Challenges: CMS over-estimates (never under) -- hash collisions inflate counts. The heap may contain items that are NOT actually top-K due to over-estimation of a "heavy hitter" collision. In practice, with proper sizing, error is small and bounded. Good for live/approximate. NOT suitable for the exact daily batch.

JavaC++TypeScript

java

class CountMinSketch {
    private final int[][] counters;
    private final int width, depth;
    private final long[] seeds;

    public CountMinSketch(int width, int depth) {
        this.width = width;
        this.depth = depth;
        this.counters = new int[depth][width];
        this.seeds = new long[depth];
        Random r = new Random(42);
        for (int i = 0; i < depth; i++) seeds[i] = r.nextLong();
    }

    public void increment(String key) {
        for (int i = 0; i < depth; i++) {
            int idx = (int)((hash(key, seeds[i]) & 0x7FFFFFFF) % width);
            counters[i][idx]++;
        }
    }

    public int estimate(String key) {
        int min = Integer.MAX_VALUE;
        for (int i = 0; i < depth; i++) {
            int idx = (int)((hash(key, seeds[i]) & 0x7FFFFFFF) % width);
            min = Math.min(min, counters[i][idx]);
        }
        return min;
    }

    private long hash(String key, long seed) {
        // MurmurHash or similar
        return MurmurHash3.hash64(key, seed);
    }
}

class TopKTracker {
    private final CountMinSketch cms;
    private final PriorityQueue<Entry> heap;
    private final int k;

    void observe(String query) {
        cms.increment(query);
        int est = cms.estimate(query);
        // update heap
        if (heap.size() < k) {
            heap.offer(new Entry(query, est));
        } else if (est > heap.peek().count) {
            heap.poll();
            heap.offer(new Entry(query, est));
        }
    }
}

cpp

class CountMinSketch {
    std::vector<std::vector<uint32_t>> counters;
    std::vector<uint64_t> seeds;
    size_t width, depth;
public:
    CountMinSketch(size_t w, size_t d) : width(w), depth(d),
        counters(d, std::vector<uint32_t>(w, 0)), seeds(d) {
        std::mt19937_64 rng(42);
        for (auto& s : seeds) s = rng();
    }
    void increment(const std::string& key) {
        for (size_t i = 0; i < depth; ++i)
            counters[i][murmur_hash(key, seeds[i]) % width]++;
    }
    uint32_t estimate(const std::string& key) const {
        uint32_t m = UINT32_MAX;
        for (size_t i = 0; i < depth; ++i)
            m = std::min(m, counters[i][murmur_hash(key, seeds[i]) % width]);
        return m;
    }
};

typescript

class CountMinSketch {
  private counters: Uint32Array[];
  constructor(private width: number, private depth: number, private seeds: number[]) {
    this.counters = Array.from({ length: depth }, () => new Uint32Array(width));
  }
  increment(key: string) {
    for (let i = 0; i < this.depth; i++) {
      const idx = murmurHash(key, this.seeds[i]) % this.width;
      this.counters[i][idx]++;
    }
  }
  estimate(key: string): number {
    let min = Infinity;
    for (let i = 0; i < this.depth; i++) {
      const idx = murmurHash(key, this.seeds[i]) % this.width;
      min = Math.min(min, this.counters[i][idx]);
    }
    return min;
  }
}

2) Distributed top-K: how do we partition?

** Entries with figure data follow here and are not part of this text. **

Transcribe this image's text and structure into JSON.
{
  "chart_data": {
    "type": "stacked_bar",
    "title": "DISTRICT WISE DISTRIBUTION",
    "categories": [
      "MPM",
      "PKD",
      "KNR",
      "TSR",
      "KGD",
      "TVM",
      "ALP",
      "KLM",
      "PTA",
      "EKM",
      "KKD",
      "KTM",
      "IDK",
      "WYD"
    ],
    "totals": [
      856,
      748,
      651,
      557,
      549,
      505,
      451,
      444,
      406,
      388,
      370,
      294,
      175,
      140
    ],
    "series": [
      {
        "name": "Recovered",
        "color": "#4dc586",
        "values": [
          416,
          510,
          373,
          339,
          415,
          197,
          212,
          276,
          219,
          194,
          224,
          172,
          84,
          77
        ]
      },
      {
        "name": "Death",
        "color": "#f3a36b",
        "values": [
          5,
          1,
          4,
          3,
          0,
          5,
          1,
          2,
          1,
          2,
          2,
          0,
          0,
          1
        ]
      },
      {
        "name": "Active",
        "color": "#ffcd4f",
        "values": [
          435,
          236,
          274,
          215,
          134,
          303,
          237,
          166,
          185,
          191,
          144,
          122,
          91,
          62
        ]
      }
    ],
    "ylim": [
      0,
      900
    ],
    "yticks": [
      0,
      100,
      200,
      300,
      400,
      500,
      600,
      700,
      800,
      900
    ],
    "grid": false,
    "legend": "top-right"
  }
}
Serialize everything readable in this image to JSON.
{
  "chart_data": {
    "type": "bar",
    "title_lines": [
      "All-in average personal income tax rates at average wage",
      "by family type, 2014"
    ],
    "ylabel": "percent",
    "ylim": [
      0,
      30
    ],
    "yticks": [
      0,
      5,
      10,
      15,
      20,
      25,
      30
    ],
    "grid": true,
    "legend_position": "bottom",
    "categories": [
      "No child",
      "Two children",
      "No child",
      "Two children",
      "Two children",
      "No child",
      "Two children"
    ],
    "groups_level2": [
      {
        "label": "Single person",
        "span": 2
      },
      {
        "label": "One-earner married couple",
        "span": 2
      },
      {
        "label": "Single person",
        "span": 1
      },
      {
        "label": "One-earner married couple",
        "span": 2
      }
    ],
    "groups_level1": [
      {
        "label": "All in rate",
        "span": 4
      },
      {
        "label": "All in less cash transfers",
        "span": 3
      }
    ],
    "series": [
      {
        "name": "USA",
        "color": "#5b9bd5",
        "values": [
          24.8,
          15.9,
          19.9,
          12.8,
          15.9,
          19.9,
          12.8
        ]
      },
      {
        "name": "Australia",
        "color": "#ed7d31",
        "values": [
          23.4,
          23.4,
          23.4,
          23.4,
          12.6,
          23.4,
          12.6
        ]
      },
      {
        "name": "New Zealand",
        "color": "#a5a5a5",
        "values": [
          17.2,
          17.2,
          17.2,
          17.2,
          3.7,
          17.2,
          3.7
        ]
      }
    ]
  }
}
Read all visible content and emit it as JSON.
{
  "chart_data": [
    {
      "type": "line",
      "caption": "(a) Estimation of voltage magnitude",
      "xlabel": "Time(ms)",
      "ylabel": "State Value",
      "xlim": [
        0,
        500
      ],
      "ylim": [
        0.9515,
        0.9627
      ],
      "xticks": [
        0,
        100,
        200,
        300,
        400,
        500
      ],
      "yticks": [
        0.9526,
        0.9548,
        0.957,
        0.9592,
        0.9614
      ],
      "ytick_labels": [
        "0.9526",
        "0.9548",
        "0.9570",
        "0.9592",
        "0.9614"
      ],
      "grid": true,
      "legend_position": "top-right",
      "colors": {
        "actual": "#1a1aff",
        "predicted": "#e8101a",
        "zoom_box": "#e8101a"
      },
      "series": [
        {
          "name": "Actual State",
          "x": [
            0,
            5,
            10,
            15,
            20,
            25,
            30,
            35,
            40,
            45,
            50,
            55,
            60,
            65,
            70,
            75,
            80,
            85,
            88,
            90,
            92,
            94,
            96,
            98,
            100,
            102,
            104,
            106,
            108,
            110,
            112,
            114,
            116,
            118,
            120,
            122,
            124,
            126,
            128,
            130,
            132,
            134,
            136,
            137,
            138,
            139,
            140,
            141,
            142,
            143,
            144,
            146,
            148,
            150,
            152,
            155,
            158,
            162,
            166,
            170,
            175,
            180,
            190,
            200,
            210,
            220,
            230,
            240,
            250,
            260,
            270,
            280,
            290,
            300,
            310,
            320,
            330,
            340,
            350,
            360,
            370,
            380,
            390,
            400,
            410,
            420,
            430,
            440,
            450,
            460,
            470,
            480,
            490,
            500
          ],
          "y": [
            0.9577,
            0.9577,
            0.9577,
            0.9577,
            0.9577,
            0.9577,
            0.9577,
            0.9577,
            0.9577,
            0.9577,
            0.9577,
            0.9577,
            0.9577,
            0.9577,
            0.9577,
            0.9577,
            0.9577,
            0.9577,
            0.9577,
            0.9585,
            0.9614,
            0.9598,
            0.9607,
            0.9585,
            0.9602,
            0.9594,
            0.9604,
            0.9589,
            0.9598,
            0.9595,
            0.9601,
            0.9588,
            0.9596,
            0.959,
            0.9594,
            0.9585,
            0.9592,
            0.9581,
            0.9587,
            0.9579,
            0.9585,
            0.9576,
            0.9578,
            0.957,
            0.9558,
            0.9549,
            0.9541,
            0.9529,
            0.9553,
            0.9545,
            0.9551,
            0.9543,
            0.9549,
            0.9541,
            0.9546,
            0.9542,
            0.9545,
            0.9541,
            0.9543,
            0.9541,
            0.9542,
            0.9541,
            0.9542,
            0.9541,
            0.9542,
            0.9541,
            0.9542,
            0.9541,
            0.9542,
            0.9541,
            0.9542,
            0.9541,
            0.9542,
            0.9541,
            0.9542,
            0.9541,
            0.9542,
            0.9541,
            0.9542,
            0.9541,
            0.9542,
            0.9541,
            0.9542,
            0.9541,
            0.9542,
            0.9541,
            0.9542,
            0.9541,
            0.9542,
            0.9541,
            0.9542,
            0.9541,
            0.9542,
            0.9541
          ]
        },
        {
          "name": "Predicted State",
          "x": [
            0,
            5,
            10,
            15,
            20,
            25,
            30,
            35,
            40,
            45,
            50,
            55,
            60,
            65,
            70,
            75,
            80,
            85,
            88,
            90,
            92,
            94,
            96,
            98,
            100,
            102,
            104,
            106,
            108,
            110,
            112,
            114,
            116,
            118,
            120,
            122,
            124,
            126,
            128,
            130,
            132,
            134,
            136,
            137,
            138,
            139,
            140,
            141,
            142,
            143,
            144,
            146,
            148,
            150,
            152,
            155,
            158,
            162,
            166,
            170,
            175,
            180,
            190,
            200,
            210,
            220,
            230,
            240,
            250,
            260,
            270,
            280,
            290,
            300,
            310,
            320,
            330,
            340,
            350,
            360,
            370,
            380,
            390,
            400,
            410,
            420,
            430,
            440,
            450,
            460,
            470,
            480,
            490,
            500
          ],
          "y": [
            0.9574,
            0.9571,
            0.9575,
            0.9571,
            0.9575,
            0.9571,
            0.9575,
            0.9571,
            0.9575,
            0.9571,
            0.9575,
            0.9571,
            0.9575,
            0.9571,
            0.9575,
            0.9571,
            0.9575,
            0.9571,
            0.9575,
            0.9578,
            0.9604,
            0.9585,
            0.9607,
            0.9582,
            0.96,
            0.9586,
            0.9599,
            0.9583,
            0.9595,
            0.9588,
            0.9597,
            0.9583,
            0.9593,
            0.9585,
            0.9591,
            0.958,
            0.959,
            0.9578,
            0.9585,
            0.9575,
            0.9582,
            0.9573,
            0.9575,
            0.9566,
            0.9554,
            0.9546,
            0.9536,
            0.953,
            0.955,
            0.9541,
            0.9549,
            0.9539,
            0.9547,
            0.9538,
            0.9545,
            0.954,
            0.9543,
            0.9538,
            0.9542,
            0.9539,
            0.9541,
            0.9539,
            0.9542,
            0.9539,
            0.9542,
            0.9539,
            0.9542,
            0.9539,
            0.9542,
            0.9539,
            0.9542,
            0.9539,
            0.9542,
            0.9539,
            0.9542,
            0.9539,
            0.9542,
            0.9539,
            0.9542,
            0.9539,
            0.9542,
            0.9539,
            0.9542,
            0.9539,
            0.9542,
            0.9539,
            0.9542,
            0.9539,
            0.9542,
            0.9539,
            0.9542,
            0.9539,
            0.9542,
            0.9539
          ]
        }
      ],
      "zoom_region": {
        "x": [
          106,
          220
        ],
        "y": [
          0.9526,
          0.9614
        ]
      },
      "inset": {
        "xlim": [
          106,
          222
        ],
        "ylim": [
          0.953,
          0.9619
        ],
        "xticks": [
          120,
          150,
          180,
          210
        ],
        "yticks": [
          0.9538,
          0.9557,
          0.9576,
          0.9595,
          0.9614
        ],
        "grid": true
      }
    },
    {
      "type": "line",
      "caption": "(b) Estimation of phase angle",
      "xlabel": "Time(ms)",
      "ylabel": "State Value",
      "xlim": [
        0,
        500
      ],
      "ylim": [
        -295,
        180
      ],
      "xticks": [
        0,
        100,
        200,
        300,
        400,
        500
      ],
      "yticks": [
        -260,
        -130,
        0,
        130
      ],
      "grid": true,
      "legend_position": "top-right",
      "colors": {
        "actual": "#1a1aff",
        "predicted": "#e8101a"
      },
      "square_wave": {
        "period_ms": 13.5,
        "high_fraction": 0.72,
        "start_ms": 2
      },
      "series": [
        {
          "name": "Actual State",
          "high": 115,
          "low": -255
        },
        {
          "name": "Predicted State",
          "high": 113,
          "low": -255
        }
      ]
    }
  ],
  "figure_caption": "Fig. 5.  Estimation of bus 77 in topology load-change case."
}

Bad Solution: Round-robin partitioning

Approach: Events distributed round-robin across N workers. Each worker maintains its own top-K. Merge at the end.
Challenges: Broken. A query that appears 1M times is scattered across N workers with 1M/N count each. No worker's local top-K reflects the global popularity correctly -- heavy hitters get diluted below the per-worker threshold and vanish.

Good Solution: Hash partitioning by query key

Approach: partition = hash(query) mod N. All events for a given query go to the same worker. That worker sees the query's TRUE count. Each worker computes its local top-K. At merge time, take the union and pick global top-K.
Why it works: Since each query lives entirely on one partition, its count is exact within that partition. The global top-K is a subset of the union of per-partition top-K lists (if a query is in the global top-100, it's in its partition's top-100).
Safety: Ask each partition for top-M where M > K (e.g., top-10000) to avoid edge cases where a global-top-100 item is rank 150 in a heavily-contested partition. In practice, M = 10*K is overkill-safe.
Challenges: Hot partitions if one query is extremely popular (10% of all traffic is one trending term). Mitigate with further sub-partitioning or accept the imbalance if the partition can keep up.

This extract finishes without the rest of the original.